Financial stability risks have risen amid a global monetary tightening environment, particularly because of the failure of Silicon Valley Bank (SVB) in the United States, thus markets are in for further volatility, according to the Asean+3 Macroeconomic Research Office (Amro).
The Singapore-based think tank pointed out that the sudden closure of SVB that set off a wave of concerns over a contagion triggered a sharp increase in risk aversion, which was further aggravated by the worries over the health of Credit Suisse.
“While the initial reaction of Asean+3 markets has been more muted compared with those in US and European markets, volatilities in the markets remain high,” said Amro, a macroeconomic surveillance group covering the Association of Southeast Asian Nations as well as China, Japan and South Korea.

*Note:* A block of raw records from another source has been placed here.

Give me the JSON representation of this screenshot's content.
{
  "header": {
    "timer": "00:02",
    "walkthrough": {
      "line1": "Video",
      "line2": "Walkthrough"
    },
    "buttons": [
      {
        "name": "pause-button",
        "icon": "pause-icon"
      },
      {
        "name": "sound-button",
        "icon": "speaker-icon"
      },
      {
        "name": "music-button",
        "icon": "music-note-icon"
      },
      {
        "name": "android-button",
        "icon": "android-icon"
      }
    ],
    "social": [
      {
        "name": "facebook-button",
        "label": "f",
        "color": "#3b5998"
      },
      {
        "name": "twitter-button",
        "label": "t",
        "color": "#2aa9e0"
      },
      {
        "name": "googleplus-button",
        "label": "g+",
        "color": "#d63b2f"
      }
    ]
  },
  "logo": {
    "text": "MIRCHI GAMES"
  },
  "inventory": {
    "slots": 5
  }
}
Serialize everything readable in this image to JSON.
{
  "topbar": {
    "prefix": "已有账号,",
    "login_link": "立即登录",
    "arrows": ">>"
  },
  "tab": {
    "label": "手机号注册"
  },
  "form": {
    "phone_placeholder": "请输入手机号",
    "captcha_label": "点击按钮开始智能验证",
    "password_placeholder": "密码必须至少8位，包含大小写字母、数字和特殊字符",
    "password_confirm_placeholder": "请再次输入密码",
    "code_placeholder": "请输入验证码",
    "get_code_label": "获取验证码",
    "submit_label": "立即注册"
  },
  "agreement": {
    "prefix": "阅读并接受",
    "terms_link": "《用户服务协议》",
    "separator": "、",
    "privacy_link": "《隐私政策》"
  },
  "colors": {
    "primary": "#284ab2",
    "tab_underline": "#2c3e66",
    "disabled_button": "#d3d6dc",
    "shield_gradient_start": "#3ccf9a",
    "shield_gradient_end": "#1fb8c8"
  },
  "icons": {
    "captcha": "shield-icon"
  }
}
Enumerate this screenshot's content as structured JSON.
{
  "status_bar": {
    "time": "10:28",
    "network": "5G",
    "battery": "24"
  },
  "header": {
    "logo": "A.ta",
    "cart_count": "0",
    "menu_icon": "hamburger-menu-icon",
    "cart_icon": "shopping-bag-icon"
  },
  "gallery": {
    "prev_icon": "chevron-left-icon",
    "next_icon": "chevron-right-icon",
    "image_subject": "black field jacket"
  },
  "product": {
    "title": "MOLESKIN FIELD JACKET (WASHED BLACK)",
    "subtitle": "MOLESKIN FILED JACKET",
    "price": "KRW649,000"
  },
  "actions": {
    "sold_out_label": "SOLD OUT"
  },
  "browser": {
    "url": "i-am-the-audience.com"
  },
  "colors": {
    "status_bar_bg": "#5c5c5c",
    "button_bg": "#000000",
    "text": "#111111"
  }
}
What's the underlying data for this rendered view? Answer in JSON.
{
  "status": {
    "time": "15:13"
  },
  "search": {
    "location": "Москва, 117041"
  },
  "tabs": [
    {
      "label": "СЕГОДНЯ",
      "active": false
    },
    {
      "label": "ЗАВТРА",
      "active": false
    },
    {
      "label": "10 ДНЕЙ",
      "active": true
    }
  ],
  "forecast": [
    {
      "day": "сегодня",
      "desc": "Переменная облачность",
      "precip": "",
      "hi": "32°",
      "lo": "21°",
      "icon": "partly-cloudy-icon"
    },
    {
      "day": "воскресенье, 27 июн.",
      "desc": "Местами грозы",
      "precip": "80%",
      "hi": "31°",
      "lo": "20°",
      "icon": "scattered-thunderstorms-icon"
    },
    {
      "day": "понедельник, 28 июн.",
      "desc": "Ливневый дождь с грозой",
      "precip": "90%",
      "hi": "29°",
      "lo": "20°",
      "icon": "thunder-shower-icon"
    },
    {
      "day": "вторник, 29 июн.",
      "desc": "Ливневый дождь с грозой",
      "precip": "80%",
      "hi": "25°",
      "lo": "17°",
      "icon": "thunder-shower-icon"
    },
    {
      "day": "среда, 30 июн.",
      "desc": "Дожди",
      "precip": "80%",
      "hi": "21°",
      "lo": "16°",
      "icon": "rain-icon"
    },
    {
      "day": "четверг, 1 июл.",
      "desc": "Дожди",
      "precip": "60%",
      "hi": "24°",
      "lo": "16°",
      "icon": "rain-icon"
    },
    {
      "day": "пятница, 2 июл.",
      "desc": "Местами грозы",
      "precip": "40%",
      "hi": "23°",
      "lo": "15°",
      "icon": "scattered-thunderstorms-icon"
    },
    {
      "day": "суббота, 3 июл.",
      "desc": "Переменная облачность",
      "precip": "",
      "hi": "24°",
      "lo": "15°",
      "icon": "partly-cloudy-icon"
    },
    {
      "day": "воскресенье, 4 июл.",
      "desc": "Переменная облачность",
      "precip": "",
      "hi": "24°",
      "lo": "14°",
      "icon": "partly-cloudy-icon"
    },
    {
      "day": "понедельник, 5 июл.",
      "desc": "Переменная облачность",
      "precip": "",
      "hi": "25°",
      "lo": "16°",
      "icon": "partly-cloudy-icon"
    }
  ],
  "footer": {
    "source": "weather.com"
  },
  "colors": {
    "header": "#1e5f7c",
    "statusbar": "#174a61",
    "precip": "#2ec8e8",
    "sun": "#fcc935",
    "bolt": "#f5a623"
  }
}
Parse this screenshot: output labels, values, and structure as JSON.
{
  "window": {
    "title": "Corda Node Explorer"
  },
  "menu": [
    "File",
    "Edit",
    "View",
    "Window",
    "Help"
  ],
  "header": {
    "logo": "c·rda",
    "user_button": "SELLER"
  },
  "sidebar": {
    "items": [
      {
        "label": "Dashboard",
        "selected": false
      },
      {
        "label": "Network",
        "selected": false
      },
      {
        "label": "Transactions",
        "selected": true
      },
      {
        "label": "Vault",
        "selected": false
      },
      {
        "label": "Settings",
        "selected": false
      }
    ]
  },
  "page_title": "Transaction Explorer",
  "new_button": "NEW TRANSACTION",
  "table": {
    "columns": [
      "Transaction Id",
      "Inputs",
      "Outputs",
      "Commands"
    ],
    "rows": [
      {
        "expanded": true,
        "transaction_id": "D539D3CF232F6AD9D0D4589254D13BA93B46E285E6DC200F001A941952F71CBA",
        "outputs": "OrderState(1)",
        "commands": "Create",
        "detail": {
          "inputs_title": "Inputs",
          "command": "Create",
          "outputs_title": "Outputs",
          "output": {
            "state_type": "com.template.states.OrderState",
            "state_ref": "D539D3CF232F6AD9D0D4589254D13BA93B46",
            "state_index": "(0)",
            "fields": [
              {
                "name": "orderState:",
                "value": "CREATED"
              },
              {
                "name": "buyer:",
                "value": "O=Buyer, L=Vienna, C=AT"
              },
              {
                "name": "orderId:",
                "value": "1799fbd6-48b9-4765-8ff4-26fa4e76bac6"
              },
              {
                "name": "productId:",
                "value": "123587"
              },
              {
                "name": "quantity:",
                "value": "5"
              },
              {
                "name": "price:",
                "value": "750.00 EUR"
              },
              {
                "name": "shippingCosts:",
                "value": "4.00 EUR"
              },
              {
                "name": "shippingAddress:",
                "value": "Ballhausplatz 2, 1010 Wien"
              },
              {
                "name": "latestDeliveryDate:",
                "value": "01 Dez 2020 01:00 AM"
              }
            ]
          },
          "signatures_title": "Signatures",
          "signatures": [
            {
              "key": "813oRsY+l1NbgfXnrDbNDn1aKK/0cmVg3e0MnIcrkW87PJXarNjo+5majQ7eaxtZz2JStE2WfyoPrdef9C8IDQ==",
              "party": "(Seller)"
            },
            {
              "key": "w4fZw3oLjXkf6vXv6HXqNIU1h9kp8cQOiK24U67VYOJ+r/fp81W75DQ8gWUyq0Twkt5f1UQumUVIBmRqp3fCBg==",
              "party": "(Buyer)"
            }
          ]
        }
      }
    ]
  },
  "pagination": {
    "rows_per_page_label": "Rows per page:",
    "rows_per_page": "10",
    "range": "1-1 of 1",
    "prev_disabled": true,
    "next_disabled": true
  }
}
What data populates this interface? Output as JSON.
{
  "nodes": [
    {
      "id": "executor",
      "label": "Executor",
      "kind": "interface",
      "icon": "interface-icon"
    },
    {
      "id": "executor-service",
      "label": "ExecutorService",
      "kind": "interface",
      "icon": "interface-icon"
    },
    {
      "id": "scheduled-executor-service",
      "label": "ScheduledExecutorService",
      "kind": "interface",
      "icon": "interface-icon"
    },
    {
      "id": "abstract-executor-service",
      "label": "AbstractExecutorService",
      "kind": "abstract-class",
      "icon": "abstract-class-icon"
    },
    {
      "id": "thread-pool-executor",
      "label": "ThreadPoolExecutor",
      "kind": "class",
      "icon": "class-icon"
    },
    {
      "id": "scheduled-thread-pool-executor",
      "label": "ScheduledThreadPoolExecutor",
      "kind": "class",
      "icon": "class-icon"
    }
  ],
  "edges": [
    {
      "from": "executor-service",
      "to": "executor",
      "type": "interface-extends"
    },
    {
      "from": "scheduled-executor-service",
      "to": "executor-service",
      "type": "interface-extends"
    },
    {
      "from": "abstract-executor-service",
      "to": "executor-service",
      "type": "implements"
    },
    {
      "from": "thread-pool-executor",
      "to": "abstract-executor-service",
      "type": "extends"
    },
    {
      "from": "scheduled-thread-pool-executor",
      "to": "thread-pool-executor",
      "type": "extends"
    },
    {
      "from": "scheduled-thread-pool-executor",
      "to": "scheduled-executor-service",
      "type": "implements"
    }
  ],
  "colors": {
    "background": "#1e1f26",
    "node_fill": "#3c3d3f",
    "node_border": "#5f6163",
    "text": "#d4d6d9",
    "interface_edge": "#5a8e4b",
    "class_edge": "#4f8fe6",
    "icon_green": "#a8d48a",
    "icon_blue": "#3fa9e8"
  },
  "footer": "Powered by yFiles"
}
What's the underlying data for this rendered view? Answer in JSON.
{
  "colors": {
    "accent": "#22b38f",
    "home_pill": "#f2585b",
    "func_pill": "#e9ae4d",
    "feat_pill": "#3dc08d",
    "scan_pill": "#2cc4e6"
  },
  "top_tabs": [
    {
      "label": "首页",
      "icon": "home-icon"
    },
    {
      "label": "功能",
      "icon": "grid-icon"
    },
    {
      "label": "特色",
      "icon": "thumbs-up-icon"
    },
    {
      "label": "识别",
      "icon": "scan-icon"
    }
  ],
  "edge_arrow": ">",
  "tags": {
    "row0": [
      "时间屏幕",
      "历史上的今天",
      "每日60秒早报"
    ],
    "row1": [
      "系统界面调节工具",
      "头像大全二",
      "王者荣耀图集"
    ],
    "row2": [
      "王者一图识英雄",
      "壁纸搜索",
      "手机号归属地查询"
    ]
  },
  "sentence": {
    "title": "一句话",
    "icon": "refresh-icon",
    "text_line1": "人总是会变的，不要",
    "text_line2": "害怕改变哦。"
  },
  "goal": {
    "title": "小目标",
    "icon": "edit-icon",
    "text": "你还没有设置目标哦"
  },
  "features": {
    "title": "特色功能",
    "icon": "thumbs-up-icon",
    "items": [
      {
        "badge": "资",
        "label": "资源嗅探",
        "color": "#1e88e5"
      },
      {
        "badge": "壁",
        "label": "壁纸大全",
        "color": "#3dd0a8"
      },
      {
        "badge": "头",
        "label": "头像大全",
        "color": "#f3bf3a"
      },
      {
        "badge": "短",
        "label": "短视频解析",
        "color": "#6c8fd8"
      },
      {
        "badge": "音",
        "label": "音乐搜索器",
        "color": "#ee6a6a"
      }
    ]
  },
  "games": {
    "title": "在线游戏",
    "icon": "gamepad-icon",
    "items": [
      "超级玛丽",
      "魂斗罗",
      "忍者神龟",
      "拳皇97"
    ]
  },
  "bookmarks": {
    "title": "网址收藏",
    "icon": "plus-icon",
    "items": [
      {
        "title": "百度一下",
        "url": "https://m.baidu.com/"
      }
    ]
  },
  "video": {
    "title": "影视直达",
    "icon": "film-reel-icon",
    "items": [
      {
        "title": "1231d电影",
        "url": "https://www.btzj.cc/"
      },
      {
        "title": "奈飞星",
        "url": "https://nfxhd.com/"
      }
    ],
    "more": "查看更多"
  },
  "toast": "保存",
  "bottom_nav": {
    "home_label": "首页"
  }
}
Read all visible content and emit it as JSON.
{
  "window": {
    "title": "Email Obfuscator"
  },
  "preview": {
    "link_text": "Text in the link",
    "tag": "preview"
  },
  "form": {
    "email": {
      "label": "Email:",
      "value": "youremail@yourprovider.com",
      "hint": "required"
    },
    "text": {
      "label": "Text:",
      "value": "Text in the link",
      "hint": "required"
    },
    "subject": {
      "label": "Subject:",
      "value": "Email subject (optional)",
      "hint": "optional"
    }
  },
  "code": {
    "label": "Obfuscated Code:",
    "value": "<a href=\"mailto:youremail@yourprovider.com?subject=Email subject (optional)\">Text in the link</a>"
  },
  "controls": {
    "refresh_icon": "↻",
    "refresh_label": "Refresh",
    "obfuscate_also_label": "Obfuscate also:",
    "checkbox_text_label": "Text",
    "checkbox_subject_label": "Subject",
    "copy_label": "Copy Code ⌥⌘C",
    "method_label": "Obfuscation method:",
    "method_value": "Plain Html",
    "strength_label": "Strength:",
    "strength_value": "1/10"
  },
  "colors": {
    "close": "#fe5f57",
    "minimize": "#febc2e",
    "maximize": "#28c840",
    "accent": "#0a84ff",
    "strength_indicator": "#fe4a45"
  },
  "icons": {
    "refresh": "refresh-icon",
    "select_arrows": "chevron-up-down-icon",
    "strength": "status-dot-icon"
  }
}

Nevertheless, Amro said it does not see “an imminent systemic financial crisis thanks to swift actions by the authorities in the United States and Switzerland, which have curbed the spillovers and provided some support to the markets.”
The think tank also noted that—following the implementation of stricter global banking regulatory standards since the Global Financial Crisis of 2008—banks in the region and elsewhere have built up significant buffers including robust liquidity, capital and funding standards.
“That said, the risk of second- and third-order effects on regional banks could not be ruled out, especially if the situation around Credit Suisse, which is a Global Systemically Important Bank, worsens,” Amro said.
In the Philippines, authorities especially the Bangko Sentral ng Pilipinas as well as industry players were quick to assuage the public’s fears, saying that Philippine banks have no material exposure to SVB and another bank that failed—Signature Bank.
Based on AMRO analysis, compared to SVB, Credit Suisse appears to have more interconnected nodes with financial institutions in the Asean+3 economies, including banks and insurance companies from China, the Philippines, Korea, Indonesia, Malaysia, and Hong Kong.
The group warned that any further shock from the banking system or elsewhere could amplify the negative effects on markets, given the already fragile risk situation.
“In such a scenario, backstops provided by authorities — especially in jurisdictions of the source of the shock — will be critical in mitigating the spillovers to other markets,” AMRO said.